A few miles from Boston’s world-class restaurant scene, The Quarry Restaurant and Lounge aims to bring a taste of the city to the South Shore. Judging from what we tried recently, that aim is spot on.
The Quarry, which opened in May, takes the place of a longstanding Hingham eatery, Nino’s Steak & Chophouse. If you were a Nino’s customer, you would not recognize the place now. The black industrial ductwork hanging from the vaulted ceiling is now gleaming white, as are the walls. Towering windows in the main, 125-seat dining area offer views of the old quarry pond outside.
Ron and Julie Leduc, husband and wife, own the place with chef Greg Jordan, a Cambridge School of Culinary Arts graduate who worked with fabled Hub chef Barbara Lynch at The Butcher Shop, and at Hamersley’s Bistro. Most recently, he was executive chef at Mare Oyster Bar in Boston.
At Mare, he met Ron Leduc, former chief operating officer for DePasquale Ventures, a Boston restaurant group. Jordan and the Leducs bought the Hingham property and, with the help of trades-trained relatives, turned the place into The Quarry in a scant 34 days.
“We’d renovated our 200-year-old house,” Julie Leduc said. “We had no fear.”
The elegant interior, augmented with fresh flowers from a Dorchester florist, is easily matched by the food. Our server, Paul, started us off by grating garlic into a small plate, mixing in fresh herbs and sea salt, and dousing it with extra virgin olive oil, into which we dipped fresh bread from Heart Artisan Bread in Plymouth.
The Quarry is big on using regional vendors, including Island Creek Oysters in Duxbury, Hornstra Farm Dairy in Norwell, and Nona’s Homemade Ice Cream in Hingham.
The hand-crafted cocktails menu is worth exploring, brainchild of head bartender David Danforth, including “The Restaurateur” for $10, a lovely blend of exotic Fernet Branca, ginger beer, lime, and Boston bitters.
For brunch goers, Danforth created a Bloody Mary cart, which goes table-to-table and includes such ingredients as a freshly pureed Bloody Mary mix and house-pickled okra and watermelon.
The wine list is fairly extensive, and reasonable, with per-glass offerings from $9, with regional and international choices.

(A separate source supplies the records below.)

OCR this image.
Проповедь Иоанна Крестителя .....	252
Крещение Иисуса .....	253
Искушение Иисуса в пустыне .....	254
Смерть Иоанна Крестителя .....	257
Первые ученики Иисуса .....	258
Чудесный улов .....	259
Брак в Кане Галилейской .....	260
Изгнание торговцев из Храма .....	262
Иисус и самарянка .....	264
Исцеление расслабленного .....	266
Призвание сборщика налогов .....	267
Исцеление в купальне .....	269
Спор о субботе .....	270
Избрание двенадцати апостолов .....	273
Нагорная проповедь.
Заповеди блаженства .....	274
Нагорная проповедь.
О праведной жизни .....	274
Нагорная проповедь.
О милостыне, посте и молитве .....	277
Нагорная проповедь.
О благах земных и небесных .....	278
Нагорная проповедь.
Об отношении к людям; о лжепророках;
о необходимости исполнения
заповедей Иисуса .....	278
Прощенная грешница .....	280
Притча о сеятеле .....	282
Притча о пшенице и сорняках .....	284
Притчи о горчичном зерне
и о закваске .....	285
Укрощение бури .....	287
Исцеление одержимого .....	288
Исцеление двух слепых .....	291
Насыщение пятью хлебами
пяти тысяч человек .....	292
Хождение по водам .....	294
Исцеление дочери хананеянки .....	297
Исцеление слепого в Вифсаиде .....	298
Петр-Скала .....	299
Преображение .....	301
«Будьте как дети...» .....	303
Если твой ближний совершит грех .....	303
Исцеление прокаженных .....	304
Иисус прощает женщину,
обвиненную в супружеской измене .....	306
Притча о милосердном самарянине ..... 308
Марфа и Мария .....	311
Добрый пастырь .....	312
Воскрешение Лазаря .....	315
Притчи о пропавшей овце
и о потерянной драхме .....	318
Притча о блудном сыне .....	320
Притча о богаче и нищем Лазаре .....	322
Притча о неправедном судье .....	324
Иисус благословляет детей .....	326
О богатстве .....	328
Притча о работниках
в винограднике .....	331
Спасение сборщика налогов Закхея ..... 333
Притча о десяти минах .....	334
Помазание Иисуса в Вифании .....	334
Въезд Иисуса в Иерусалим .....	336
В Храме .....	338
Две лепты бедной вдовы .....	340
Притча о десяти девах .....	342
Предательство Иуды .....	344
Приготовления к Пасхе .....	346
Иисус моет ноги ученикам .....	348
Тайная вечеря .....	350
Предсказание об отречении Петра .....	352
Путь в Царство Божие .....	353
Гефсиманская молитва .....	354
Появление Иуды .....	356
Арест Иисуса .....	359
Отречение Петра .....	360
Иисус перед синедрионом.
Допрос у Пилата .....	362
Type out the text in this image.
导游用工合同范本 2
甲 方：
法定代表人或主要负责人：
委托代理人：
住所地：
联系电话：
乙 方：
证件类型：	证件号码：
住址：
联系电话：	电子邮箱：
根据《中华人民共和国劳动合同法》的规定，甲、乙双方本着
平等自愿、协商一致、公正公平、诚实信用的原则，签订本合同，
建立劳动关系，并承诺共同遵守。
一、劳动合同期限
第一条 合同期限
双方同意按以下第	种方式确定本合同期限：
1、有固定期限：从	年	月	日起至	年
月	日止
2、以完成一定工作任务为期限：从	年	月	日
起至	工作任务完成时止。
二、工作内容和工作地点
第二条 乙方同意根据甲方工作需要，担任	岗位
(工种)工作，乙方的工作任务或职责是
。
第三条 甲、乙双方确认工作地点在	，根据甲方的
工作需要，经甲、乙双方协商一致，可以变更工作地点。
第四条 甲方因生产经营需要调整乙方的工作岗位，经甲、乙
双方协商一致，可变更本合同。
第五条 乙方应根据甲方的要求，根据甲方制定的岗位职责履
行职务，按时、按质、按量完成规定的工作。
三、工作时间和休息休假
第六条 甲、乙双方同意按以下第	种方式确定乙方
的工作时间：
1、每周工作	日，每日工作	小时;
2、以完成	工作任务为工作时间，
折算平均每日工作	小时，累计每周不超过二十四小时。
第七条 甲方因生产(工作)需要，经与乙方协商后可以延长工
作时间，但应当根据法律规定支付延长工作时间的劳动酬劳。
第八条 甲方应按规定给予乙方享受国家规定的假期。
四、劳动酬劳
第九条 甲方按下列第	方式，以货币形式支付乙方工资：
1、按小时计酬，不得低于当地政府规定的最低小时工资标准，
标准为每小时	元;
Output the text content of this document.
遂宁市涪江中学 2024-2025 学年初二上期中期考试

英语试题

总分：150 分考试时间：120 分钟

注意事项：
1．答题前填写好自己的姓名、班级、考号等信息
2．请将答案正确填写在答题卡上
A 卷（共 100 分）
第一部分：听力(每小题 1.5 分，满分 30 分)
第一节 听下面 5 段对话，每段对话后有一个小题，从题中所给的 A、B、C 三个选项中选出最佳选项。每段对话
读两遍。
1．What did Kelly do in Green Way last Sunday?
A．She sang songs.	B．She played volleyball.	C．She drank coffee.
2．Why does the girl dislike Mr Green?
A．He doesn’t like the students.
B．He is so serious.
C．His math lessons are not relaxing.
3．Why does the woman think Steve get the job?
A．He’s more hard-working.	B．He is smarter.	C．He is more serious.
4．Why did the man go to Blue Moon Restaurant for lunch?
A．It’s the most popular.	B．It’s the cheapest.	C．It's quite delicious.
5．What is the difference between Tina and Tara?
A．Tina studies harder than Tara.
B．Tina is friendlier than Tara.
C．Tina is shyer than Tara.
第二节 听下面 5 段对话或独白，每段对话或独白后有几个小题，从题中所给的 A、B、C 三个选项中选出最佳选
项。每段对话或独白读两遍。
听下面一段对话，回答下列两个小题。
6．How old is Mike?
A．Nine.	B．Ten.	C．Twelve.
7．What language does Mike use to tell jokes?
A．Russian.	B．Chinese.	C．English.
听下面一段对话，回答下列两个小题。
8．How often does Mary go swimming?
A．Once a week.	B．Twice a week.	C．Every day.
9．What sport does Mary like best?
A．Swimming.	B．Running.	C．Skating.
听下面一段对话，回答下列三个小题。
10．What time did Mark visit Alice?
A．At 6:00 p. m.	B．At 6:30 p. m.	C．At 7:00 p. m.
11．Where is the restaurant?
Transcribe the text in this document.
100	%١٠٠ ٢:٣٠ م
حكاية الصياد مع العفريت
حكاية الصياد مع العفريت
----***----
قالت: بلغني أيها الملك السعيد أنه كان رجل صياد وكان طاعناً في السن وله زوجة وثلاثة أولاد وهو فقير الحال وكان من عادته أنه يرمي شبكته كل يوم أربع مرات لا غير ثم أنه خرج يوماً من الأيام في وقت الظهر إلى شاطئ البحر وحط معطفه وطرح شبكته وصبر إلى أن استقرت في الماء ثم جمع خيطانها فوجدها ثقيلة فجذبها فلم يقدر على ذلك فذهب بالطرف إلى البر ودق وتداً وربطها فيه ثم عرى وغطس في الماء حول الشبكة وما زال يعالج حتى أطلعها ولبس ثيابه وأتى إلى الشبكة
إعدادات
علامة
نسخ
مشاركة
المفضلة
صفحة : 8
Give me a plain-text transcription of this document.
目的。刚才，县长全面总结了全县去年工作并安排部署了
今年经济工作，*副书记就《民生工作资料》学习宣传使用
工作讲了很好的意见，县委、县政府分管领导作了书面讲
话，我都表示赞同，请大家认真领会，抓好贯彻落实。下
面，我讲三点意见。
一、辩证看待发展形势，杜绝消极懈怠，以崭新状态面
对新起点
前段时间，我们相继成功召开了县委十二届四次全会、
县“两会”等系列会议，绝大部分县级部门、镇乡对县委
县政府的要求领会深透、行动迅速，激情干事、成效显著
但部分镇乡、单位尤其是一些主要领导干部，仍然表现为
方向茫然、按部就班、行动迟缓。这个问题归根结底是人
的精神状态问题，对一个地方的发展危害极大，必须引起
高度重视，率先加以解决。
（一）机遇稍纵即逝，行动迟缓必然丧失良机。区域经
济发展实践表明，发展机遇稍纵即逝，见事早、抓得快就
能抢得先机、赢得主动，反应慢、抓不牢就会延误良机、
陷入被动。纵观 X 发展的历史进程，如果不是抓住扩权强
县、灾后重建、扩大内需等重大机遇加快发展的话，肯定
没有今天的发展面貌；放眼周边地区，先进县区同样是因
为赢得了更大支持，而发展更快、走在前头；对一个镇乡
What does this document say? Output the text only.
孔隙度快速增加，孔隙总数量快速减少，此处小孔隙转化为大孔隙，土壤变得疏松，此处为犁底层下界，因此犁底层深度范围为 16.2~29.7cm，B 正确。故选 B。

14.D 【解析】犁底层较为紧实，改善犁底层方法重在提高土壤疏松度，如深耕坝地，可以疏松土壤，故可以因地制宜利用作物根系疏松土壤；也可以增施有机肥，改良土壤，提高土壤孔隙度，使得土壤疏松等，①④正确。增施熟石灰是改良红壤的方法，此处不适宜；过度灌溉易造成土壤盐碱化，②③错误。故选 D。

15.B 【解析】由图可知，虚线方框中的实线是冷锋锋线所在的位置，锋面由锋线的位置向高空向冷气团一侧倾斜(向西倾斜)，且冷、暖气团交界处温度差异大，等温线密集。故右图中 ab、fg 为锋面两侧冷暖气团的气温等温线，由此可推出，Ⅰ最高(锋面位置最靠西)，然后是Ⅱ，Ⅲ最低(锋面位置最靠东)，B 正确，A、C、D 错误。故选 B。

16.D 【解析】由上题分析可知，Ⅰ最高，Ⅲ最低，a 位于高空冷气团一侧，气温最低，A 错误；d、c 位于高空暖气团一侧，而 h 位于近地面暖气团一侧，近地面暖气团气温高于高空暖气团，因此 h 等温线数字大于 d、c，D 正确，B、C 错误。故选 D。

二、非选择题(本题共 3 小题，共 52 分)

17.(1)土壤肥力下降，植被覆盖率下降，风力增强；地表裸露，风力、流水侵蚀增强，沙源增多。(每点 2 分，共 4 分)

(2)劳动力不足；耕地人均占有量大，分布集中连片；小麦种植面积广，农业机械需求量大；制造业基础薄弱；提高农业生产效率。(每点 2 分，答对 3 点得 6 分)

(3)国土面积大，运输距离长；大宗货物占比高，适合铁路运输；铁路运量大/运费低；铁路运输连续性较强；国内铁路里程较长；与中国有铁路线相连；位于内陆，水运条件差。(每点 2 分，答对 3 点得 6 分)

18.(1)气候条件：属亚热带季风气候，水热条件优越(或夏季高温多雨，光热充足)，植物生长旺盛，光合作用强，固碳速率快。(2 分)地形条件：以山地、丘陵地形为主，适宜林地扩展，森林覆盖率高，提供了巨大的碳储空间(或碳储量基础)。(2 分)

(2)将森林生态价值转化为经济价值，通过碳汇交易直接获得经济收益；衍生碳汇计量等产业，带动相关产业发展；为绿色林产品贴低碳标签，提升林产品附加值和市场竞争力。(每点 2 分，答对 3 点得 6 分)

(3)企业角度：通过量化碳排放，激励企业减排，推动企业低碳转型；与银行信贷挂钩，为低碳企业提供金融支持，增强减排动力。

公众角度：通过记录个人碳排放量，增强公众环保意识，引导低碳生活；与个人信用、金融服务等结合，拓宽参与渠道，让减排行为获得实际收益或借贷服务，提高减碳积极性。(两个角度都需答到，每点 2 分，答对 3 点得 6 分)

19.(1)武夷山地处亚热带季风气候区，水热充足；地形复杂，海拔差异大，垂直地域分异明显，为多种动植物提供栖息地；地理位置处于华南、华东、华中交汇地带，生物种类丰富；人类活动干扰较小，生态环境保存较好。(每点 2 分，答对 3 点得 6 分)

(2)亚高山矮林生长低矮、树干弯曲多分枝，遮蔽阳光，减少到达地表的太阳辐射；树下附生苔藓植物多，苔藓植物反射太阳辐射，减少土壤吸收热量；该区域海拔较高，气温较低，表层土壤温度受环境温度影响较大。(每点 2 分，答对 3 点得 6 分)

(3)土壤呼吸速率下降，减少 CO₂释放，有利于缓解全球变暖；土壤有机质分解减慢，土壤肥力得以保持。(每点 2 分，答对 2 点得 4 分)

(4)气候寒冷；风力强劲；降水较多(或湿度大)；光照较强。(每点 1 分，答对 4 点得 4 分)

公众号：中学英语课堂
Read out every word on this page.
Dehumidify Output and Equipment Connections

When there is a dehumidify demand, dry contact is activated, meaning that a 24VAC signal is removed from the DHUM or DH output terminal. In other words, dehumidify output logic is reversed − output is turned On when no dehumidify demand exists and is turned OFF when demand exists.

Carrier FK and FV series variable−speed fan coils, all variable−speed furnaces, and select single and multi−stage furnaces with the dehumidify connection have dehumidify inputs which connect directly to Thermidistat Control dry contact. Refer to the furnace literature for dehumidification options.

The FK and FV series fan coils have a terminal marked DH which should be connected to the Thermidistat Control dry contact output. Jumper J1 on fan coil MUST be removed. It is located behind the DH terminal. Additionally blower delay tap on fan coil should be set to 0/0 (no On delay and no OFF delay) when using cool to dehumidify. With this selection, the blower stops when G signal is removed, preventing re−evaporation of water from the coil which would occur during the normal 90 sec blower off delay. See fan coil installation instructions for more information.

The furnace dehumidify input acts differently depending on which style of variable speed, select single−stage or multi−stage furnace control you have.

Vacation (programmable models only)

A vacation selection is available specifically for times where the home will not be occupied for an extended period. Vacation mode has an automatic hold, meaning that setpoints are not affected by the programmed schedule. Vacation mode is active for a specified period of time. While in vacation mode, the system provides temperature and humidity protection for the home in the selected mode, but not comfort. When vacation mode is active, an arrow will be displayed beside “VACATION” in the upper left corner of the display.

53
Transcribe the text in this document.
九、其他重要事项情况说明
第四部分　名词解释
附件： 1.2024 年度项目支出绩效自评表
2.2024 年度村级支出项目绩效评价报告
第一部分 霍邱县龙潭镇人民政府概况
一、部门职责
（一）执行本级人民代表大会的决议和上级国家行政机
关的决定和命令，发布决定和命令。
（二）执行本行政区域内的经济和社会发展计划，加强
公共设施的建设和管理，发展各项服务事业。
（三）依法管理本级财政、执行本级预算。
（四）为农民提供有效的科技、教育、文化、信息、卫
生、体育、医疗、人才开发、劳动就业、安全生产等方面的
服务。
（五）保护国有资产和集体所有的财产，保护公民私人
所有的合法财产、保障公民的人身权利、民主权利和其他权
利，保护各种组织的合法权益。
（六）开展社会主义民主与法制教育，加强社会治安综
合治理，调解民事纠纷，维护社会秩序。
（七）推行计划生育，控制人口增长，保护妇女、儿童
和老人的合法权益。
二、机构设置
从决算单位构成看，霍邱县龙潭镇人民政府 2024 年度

Pick the brain of sommelier Peter Nelson, a wine writer who travels the world gaining expertise that he is happy to share with diners.
Our party of three, which included a chef, started with baked stuffed figs ($12) with fresh black mission figs wrapped in crispy speck, stuffed with gorgonzola cheese, and drizzled with balsamic vinegar, a superbly creamy and tasty creation.
We also had the delicious house-made roasted sausage ($12) served with mustards spicy and less so, pickles and greens; it was a whopping offering that could be a small meal unto itself.
One off-the-menu appetizer we shared was the zucchini blossoms ($13), stuffed with ricotta and pesto and deep fried with tempura batter, a twist on a familiar seasonal dish.
For an entrée, the chive and honey brick Giannone chicken ($24) used an organic bird from a provider in Quebec. The chicken was perfectly seasoned and cooked juicy tender, served with a silky potato purée, braised greens, and lemon-butter sauce. The chef in our party ate every bit, declaring it a most worthy offering.
Jordan makes his own pasta, so we tried the lamb lasagna ($18), a sizeable layering of lamb ragù, baby spinach, and pecorino béchamel, easily one of the best lasagna variations we have ever tasted.
An intriguing dish is the 1-pound, whole-grilled fish, which varies according to what Jordan can get. This night, it was a Costa Rican red silk snapper ($30), exquisitely seasoned and grilled, flaking easily off the bones and coming with broccoli rabe and roasted potatoes. You should pick this one down to the skeleton to get every deliciously moist bit of fish.
Desserts include Nona’s ice cream ($6) and the house-made buttermilk panna cotta ($8), topped with a rhubarb and raspberry compote, brown butter, and graham crumble. After all that food, we were not going to try dessert, but are happy we did. Next time, it will be the Hornstra Farm milk and cookies ($8), two fresh-baked cookies served with cold milk.
Topping it all off was a wonderful espresso martini ($12), an artisan cocktail of George Howell cold-press coffee made from Costa Rican beans exclusively for the Quarry, Café Patron XO, vanilla vodka, and Bailey’s Irish Cream, a decadent way to end the adventure.
Our tab was $138, not counting liquor and tip, not a bad tally for fare usually found in restaurants north of here.
And that is the idea, Julie Leduc said.
“We did this,” she said, “to take the commute out of the Boston dining experience.”